EWL is investing millions of dollars over the next 36 months to complete the final integration and delivery of Earthquake Early Warning to individual consumers, government entities, and commercial users.
EWL’s mission is to improve, expand, and lower the costs of the existing earthquake early warning systems.
EWL is developing a robust cloud server environment to handle low-cost mass distribution of these warnings. In addition, Early Warning Labs is researching and developing automated response standards and systems that allow public and private users to take pre-defined automated actions to protect lives and assets.
EWL has an existing beta R&D test system installed at one of the largest studios in Southern California. The goal of this system is to stress test EWL’s hardware, software, and alert signals while improving latency and reliability.
Earthquake Early Warning Introduction
The United States Geological Survey (USGS), in collaboration with state agencies, university partners, and private industry, is developing an earthquake early warning system (EEW) for the West Coast of the United States called ShakeAlert. The USGS Earthquake Hazards Program aims to mitigate earthquake losses in the United States. Citizens, first responders, and engineers rely on the USGS for accurate and timely information about where earthquakes occur, the ground shaking intensity in different locations, and the likelihood is of future significant ground shaking.
The ShakeAlert Earthquake Early Warning System recently entered its first phase of operations. The USGS working in partnership with the California Governor’s Office of Emergency Services (Cal OES) is now allowing for the testing of public alerting via apps, Wireless Emergency Alerts, and by other means throughout California.
ShakeAlert partners in Oregon and Washington are working with the USGS to test public alerting in those states sometime in 2020.
ShakeAlert has demonstrated the feasibility of earthquake early warning, from event detection to producing USGS issued ShakeAlerts ® and will continue to undergo testing and will improve over time. In particular, robust and reliable alert delivery pathways for automated actions are currently being developed and implemented by private industry partners for use in California, Oregon, and Washington.

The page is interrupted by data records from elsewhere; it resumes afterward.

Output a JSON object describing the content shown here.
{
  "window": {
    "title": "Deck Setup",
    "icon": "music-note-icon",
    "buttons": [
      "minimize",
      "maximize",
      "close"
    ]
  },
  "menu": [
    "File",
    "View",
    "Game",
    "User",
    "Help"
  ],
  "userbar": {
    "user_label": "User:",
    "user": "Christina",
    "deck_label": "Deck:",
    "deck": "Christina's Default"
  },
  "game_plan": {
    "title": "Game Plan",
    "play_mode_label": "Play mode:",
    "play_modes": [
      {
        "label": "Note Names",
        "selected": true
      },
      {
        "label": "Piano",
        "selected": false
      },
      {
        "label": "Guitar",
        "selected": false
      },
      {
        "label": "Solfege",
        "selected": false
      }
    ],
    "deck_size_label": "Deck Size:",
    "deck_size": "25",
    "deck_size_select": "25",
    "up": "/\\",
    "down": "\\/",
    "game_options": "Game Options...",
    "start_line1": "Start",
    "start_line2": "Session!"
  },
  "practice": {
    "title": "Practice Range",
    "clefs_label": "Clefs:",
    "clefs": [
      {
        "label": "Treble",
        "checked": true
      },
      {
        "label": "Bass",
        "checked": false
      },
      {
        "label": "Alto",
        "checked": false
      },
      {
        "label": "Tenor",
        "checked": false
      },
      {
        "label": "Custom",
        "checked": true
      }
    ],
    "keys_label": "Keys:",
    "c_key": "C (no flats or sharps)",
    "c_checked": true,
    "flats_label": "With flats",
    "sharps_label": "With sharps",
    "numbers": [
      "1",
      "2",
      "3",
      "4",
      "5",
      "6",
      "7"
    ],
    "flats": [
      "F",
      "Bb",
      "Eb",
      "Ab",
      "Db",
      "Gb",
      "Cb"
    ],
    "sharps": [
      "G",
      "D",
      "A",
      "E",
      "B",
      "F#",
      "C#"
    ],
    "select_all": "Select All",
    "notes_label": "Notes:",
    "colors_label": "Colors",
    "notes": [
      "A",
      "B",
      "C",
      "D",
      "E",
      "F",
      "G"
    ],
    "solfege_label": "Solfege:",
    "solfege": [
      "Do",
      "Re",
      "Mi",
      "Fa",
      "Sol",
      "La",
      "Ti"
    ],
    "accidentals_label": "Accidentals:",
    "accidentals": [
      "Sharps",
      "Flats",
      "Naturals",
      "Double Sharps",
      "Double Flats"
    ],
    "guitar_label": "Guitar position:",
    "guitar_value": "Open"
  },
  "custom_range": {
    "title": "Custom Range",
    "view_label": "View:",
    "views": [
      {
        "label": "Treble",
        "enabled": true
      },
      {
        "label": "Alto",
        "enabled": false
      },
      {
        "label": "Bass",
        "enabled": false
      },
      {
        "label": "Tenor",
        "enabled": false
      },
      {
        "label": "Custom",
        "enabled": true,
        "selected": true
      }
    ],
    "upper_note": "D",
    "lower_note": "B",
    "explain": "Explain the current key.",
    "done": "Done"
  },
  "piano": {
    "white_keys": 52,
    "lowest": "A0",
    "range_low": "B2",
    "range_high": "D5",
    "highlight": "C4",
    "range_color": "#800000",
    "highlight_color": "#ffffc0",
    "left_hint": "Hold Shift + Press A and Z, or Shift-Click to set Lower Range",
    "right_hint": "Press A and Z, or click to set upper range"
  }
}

Earthquake Early Warning Background
The objective of an earthquake early warning system is to rapidly detect the initiation of an earthquake, estimate the level of ground shaking intensity to be expected, and issue a warning before significant ground shaking starts. A network of seismic sensors detects the first energy to radiate from an earthquake, the P-wave energy, and the location and the magnitude of the earthquake is rapidly determined. Then, the anticipated ground shaking across the region to be affected is estimated. The system can provide warning before the S-wave arrives, which brings the strong shaking that usually causes most of the damage. Warnings will be distributed to local and state public emergency response officials, critical infrastructure, private businesses, and the public. EEW systems have been successfully implemented in Japan, Taiwan, Mexico, and other nations with varying degrees of sophistication and coverage.
Earthquake early warning can provide enough time to:
Instruct students and employees to take a protective action such as Drop, Cover, and Hold On
Initiate mass notification procedures
Open fire-house doors and notify local first responders
Slow and stop trains and taxiing planes
Install measures to prevent/limit additional cars from going on bridges, entering tunnels, and being on freeway overpasses before the shaking starts
Move people away from dangerous machines or chemicals in work environments
Shut down gas lines, water treatment plants, or nuclear reactors
Automatically shut down and isolate industrial systems
However, earthquake warning notifications must be transmitted without requiring human review and response action must be automated, as the total warning times are short depending on geographic distance and varying soil densities from the epicenter.